Il padre aveva colpito con una testata un ragazzo
Al termine dell'incontro, il figlio del ricorrente - giocatore del Carmagnola - si accapigliò con un avversario, finì a terra e fu preso a calci e pugni; l'uomo a quel punto scavalcò la recinzione e si diresse contro l'antagonista volpianese, che nel frattempo si stava allontanando, colpendolo alla testa e alla schiena.
Una rissa da saloon
A quel punto entrò in campo il papà del ragazzino del Volpiano e i due adulti passarono una quindicina di secondi ad azzuffarsi prima di venire separati dai presenti. L'avvocato del ricorrente ha invocato la causa di non punibilità del 'legittimo soccorso', ma i giudici, alla luce del video che documenta l'accaduto, si sono detti contrari.

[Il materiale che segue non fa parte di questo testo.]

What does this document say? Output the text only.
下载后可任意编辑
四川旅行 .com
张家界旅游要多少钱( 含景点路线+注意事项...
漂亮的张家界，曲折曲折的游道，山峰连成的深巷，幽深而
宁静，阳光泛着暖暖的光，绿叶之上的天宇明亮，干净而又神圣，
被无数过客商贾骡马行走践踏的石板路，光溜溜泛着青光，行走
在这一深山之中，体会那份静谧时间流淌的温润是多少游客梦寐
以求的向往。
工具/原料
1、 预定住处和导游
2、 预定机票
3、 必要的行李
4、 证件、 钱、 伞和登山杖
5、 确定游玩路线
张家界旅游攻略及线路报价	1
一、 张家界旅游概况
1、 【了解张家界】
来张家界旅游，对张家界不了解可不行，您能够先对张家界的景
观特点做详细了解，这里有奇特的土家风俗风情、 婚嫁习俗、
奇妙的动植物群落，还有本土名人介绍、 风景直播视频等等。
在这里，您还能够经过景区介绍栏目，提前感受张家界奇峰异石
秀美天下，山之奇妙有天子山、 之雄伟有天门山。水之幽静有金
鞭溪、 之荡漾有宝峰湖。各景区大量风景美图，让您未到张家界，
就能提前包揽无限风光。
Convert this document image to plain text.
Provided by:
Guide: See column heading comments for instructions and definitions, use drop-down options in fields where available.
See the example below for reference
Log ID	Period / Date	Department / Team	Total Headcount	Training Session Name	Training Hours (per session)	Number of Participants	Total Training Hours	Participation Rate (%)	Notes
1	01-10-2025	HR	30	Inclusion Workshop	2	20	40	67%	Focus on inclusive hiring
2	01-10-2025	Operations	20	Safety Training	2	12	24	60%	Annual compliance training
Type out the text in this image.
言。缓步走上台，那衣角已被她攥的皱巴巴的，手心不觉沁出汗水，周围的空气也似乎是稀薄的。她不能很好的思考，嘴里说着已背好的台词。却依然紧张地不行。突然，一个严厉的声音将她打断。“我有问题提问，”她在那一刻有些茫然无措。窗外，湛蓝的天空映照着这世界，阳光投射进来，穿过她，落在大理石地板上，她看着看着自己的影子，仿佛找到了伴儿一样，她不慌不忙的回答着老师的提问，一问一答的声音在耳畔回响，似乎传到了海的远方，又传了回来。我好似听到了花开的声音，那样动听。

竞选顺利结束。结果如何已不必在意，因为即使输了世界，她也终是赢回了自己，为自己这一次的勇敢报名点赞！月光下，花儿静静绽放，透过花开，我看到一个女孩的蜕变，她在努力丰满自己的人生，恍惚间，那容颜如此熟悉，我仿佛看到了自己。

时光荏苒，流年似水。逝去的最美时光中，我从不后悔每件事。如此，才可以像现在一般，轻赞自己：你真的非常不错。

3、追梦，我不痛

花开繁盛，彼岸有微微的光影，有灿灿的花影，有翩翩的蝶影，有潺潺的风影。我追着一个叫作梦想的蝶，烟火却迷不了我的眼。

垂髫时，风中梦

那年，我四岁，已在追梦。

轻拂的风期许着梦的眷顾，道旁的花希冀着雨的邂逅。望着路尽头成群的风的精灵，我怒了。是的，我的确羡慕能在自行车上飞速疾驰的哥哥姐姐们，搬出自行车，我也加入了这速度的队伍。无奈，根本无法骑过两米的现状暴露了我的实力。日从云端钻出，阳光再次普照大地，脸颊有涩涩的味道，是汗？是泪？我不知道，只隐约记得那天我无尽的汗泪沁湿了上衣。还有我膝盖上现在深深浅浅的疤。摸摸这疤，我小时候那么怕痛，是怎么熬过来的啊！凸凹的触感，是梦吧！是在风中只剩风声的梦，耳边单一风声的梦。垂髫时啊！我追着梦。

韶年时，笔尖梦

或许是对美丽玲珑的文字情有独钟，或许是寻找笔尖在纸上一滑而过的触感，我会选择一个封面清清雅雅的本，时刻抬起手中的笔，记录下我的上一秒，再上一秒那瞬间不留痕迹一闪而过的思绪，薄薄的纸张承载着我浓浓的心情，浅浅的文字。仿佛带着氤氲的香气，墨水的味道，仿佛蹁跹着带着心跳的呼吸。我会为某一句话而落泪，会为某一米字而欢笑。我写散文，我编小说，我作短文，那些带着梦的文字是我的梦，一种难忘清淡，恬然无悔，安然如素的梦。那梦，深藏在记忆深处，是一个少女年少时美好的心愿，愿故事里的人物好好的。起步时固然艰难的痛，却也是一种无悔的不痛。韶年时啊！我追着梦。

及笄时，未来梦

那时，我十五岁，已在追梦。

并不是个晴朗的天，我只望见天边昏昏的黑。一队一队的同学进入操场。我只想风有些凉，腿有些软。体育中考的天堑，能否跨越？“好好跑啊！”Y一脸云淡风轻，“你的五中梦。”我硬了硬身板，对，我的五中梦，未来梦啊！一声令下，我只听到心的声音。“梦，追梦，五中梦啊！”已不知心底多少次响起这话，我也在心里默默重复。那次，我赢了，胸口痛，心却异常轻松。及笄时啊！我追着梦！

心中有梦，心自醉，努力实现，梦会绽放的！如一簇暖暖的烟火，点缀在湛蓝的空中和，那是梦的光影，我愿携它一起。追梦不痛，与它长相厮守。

La colluttazione tra i due ragazzini era già terminata, sia pure da una manciata di secondi, e l'uomo non si avvicinò al figlio per capire come stava, ma si diresse verso l'avversario. Per l'altro adulto, dirigente del Volpiano, la questura spiccò un Daspo di un anno (e la giustizia sportiva decretò un periodo di squalifica terminato nelle scorse settimane).